Брат впился в него тем жадным, тоскующим взглядом, который выдает животный страх потери, потребность остеречь и уберечь, и чувство кровного родства прожгло Матвея.
Командуя сотней, Мирон должен был никого не жалеть и понимал, что он уже не может все время заслонять собой Матвея, что тот, возмужалый, давно отделен от него и должен сам беречь себя от смерти.
— Еще двоих нужно… Охотники! Есть?!
Опередив заколебавшегося Гришку, с Матвеем вызвался идти Афонька Чекунов, молодой светло-русый казак Егорлыцкой станицы. Наконец-то решился и Гришка.

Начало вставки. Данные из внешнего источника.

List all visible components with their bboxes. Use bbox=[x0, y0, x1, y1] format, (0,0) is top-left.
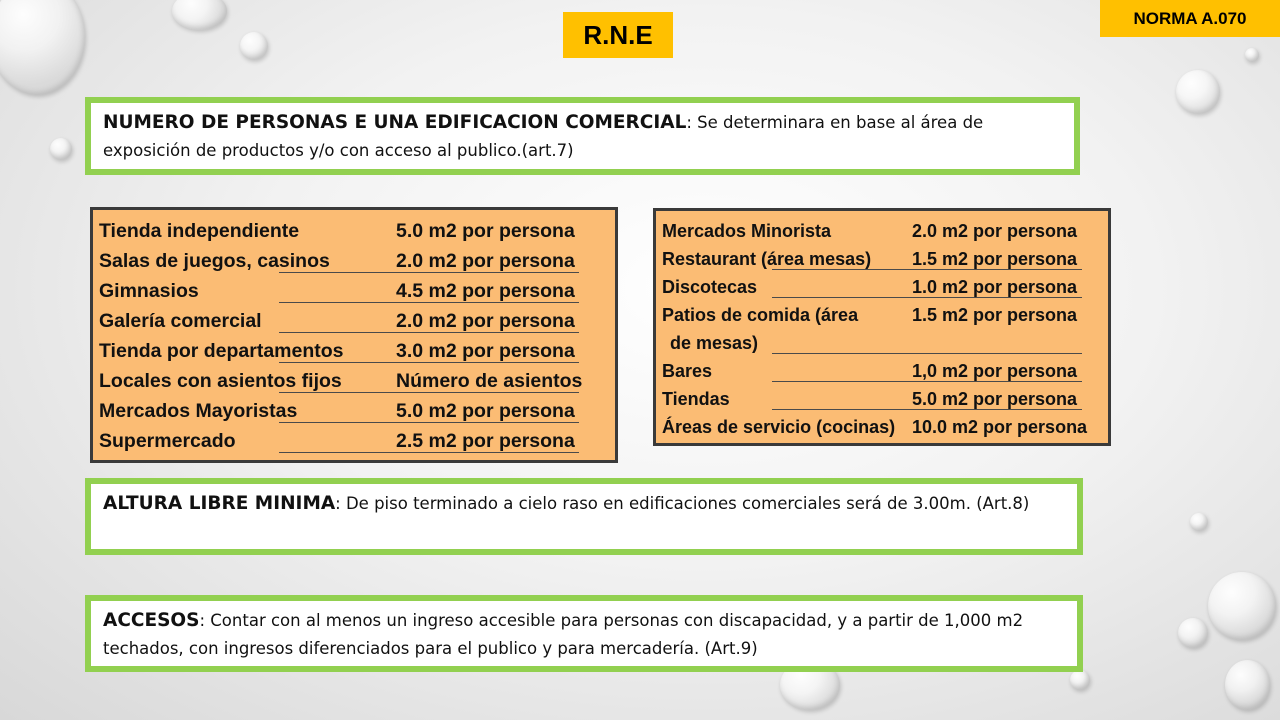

Матвей засунул за рубаху две гранаты, перекрестился стоя на коленях, лег на землю и пополз вниз по склону. Молочно-голубые лезвия прожекторных ручей полосовали фиолетовое небо, врезались меж черных сосновых стволов, преломляясь, ползли по равнинной земле, удлиняясь и ширясь, и казалось, что это какие-то призрачные исполины, поднявшись в полный рост вдоль горизонта, размеренно-медленно машут огромными светящимися косами, вырезая из мрака все живое и мертвое, и каждая травинка в мертвенном луче становилась видна.